On pourrait se dire qu’il existe une querelle entre le magazine institutionnel de la rock critic américaine, Rolling Stone, et le site préféré des néo-branchés Pitchfork mais il n’en est rien. En définitive, il s’agit plutôt d’une manifestation un peu puérile du style « il y a un nouveau shérif en ville », la démonstration que désormais, ce n’est plus une revue faite d’encre et de papier qui règne sur le monde de l’underground. Si les disques se vendent moins bien, tout comme les magazines, le contraste est saisissant : jamais la présence de la musique dans notre quotidien n’a été aussi marquée. Les amateurs, eux, le nerf de la guerre dans un monde virtuel niché au possible, ont besoin d’un filtre récurrent, de confiance, pour leur apporter les nouveautés sur un plateau. C’est exactement ça, le rôle acquis par Pitchfork ces dernières années : celui de filtre privilégié, de site de référence car plus rapide et plus exhaustif que la concurrence.

C’est aussi ça, la raison des moqueries de l’un de ces jeunes coqs de journalistes à l’attention du confrère de Rolling Stone. Pourtant, Ryan Schreiber, qui a fondé le site en 1995, a tout du gars affable et modeste. « C’est quelque chose je dis souvent, mais c’est symptomatique : aux débuts d’Internet, si tu tapais ‘Fugazi’ dans un moteur de recherche, impossible de trouver quoi que ce soit ». À peine débarrassé de son statut de lycéen, traversé en bon branleur de cru, Schreiber sait qu’il n’ira pas à la fac. Passionné, il travaille dans un magasin de disques à Minneapolis et se familiarise avec un certain réseau informatique pas encore dominant à l’époque. Très rapidement, il entreprend de créer son site Internet qui couvrira le rock indépendant, lui, l’inconditionnel de Pavement, The Replacements et Sonic Youth. Le site sera baptisé Pitchfork, en hommage au tatouage d’assassin de Tony Montana dans Scarface (celui qui lui empêche d’obtenir sa carte verte).

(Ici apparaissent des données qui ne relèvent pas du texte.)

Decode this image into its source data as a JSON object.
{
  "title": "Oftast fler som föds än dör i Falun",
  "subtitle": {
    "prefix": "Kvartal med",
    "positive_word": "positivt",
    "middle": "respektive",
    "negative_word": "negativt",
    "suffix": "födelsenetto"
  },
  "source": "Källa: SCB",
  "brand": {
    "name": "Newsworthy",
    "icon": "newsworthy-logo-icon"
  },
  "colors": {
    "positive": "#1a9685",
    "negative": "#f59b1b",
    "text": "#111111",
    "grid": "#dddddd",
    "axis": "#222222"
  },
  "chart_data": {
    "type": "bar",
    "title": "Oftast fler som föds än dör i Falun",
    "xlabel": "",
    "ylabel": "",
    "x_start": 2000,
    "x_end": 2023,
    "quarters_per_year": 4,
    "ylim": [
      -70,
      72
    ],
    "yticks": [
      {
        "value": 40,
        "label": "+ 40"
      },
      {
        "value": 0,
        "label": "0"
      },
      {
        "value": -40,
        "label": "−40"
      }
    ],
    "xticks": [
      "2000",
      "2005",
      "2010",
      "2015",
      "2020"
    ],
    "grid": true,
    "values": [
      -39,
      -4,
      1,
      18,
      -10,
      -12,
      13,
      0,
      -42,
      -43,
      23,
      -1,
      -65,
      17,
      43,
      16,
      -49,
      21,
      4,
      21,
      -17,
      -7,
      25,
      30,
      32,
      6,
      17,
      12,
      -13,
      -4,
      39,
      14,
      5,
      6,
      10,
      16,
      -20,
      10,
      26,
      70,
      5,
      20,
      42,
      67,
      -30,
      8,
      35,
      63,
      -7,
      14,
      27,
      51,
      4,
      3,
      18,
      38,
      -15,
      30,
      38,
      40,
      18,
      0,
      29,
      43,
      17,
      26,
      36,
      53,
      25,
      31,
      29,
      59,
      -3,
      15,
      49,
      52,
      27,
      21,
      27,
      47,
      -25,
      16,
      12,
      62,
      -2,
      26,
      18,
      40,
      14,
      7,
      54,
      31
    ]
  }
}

L’histoire de Ryan Schreiber est celle d’un fan qui passe de l’autre côté de la barrière, sans véritable formation ni appui financier (et qui en ce sens rappelle celle de Jann Wenner, fondateur de Rolling Stone) avec pour seule ambition de recevoir des CD gratuitement et de décrocher des interviews (souvent par téléphone) avec ses héros. Un an plus tard, le site culmine à trois cent pages vues par jour et en 1999, Schreiber vend pour 2000 dollars sa collection de disques sur eBay et déménage son site à Chicago. Il le professionnalise. Le rock indépendant demeure le point d’intérêt principal du site mais celui-ci s’ouvre vite au hip-hop, au r’n’b, et même au jazz. De nouveaux pigistes garnissent ses rangs, les chroniques se rallongent et se multiplient.

Arcade Fire vaut 9, 7

Sauf qu’aujourd’hui, Pitchfork, culmine à cinq millions de visiteurs uniques par mois. S’il fallait recenser les facteurs d’une telle success-story, plusieurs pistes s’offrent à nous. Le « retour » du rock des années 2000 ? La grande vitesse de navigation et de téléchargement offerte par la généralisation de l’ADSL ? Comment expliquer l’explosion des visites du site, qui sont passées de 5,000 à 60,000 par jour entre 2001 et 2003  ? Quand on l’interroge sur ce succès d’image et de business assez unique dans la sphère indé, Schreiber joue le faux modeste:  « Et pourtant, en 2001, je pensais que l’on avait déjà atteint notre maximum. Sérieusement, combien de fans de Yo La Tengo peux-tu encore dénombrer ? » Bref, les magazines papier n’ont pas immédiatement su s’adapter au web, tandis que Schreiber en est déjà l’un des vétérans. Tout simplement, expliquer le succès de Pitchfork, c’est d’abord comprendre que ce site a su être là avant les autres.

NB : la version originale de cet article est parue dans le numéro 20 (mai-juin 2011) du magazine VoxPop.